Often the first step toward engaging smaller companies is through internal workforce policies. “Do you encourage good sanitation and handwashing in your workforce? Do you make it possible for employees to practice exclusive breastfeeding for at least 4-6 months?” asked Michael Anderson, CEO of the Children’s Investment Fund Foundation.

One of the challenges is expanding the perception of who needs nutrition products and until what age are they relevant. “If you narrowly focus on the first thousand days it’s hard to get business involved,” noted Unilever CEO Paul Polman. While remaining optimistic about the role of companies large and small in addressing undernutrition, Polman explained, the reality is businesses need the incentive of creating loyal consumers for a much longer period of time. Creating those products and building a market for them are goals that the SUN Business Network hopes to facilitate.

National nutrition strategies still overwhelmingly do not address market-based solutions for nutrition or articulate a role for industry. GAIN looked at 20 SUN country programs, and while they cut across sectors like food, hygiene, and education, they all remained entirely focused on the public sector. Part of the problem is historic. “The private sector being involved in nutrition is still politically touchy,” said Marc Van Ameringen executive director of GAIN, “We still have to navigate the politics.”

The potential of the private sector as a force for nutrition, however, is just too big to ignore. “Markets are real forces for innovation,” Van Ameringen added, “The benefit we see is once an idea works – in terms of business success – [companies] will scale it themselves.”

Indofood’s experience and leadership may help seed further engagement, as an example to others. According to Martin Bloem senior nutrition adviser for the World Food Programme, “They said they wanted to sit with us to work on developing a high quality product [breastfeeding complementary foods for children 6-24 months old] that they then took to sell to bottom-of-pyramid markets – not the absolute bottom, where public support is still needed, but a large enough market they could still make a small profit from sales of a high quality product to a huge number of low-income families. That’s what we could do everywhere.”

Department for International Development (DFID) Director General Nicholas Dyer indicated that there was a growing appetite for innovative approaches to nutrition in various countries. “We have resources left on the table,” Dyer said, “But it’s not about us deciding what to spend it on, it’s about other people telling us what we need to spend it on.” DFID recently launched a partnership with the US, Sweden, Australia and the Omidyar Network, the Global Innovation Fund (GIF), which will invest £125 million in social innovations in the developing world.

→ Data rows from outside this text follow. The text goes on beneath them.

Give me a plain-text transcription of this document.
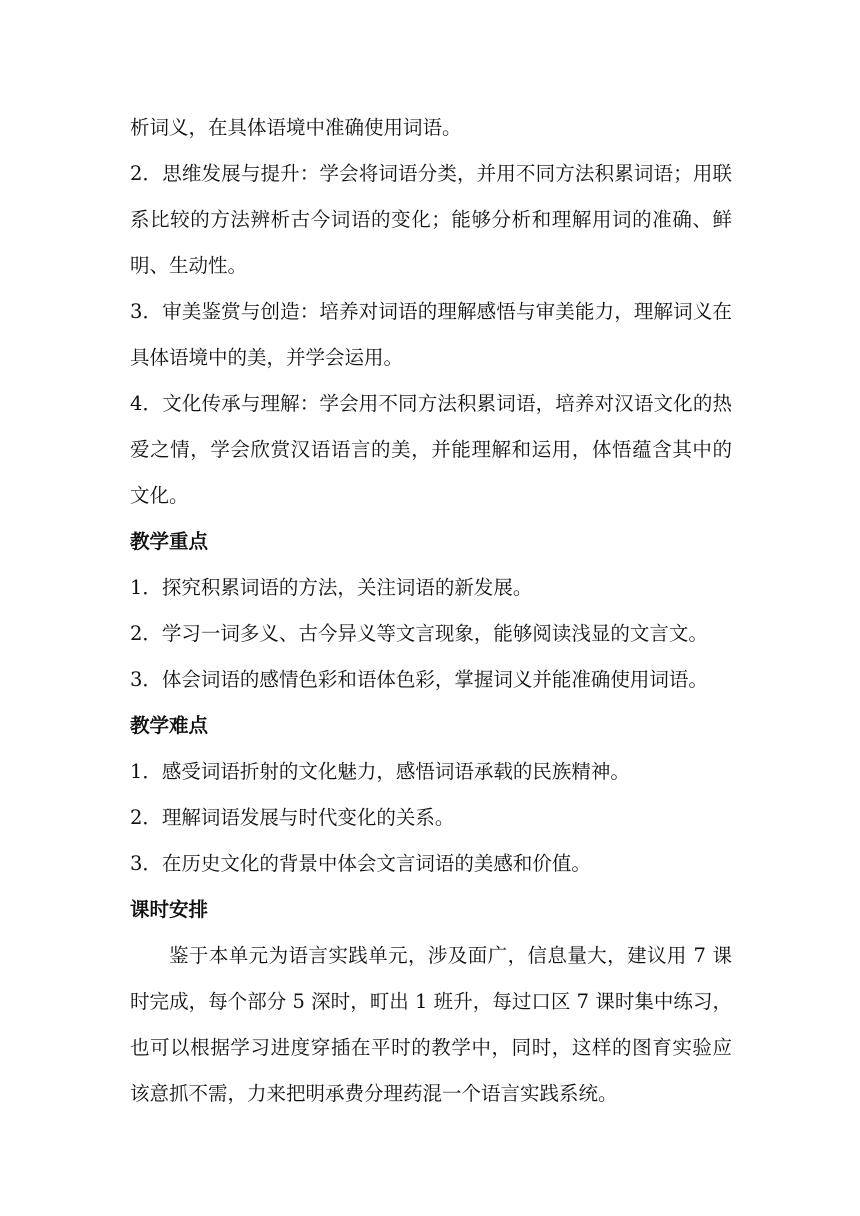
析词义，在具体语境中准确使用词语。

2．思维发展与提升：学会将词语分类，并用不同方法积累词语；用联系比较的方法辨析古今词语的变化；能够分析和理解用词的准确、鲜明、生动性。

3．审美鉴赏与创造：培养对词语的理解感悟与审美能力，理解词义在具体语境中的美，并学会运用。

4．文化传承与理解：学会用不同方法积累词语，培养对汉语文化的热爱之情，学会欣赏汉语语言的美，并能理解和运用，体悟蕴含其中的文化。

教学重点

1．探究积累词语的方法，关注词语的新发展。

2．学习一词多义、古今异义等文言现象，能够阅读浅显的文言文。

3．体会词语的感情色彩和语体色彩，掌握词义并能准确使用词语。

教学难点

1．感受词语折射的文化魅力，感悟词语承载的民族精神。

2．理解词语发展与时代变化的关系。

3．在历史文化的背景中体会文言词语的美感和价值。

课时安排

鉴于本单元为语言实践单元，涉及面广，信息量大，建议用 7 课时完成，每个部分 5 深时，町出 1 班升，每过口区 7 课时集中练习，也可以根据学习进度穿插在平时的教学中，同时，这样的图育实验应该意抓不需，力来把明承费分理药混一个语言实践系统。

With companies of all sizes and from all regions recognizing that they can play a role in nutrition, have efforts to tackle malnutrition finally gone global? Perhaps. But scaling up these efforts will depend on strong leadership from the private sector, as well as support from governments, donors and UN agencies.

Salim and Indofood plan to encourage other companies in their region to develop proposals for joining the SUN Movement. “We are ready to play our role” Salim says. “We invite more companies across Indonesia and Southeast Asia to join us.”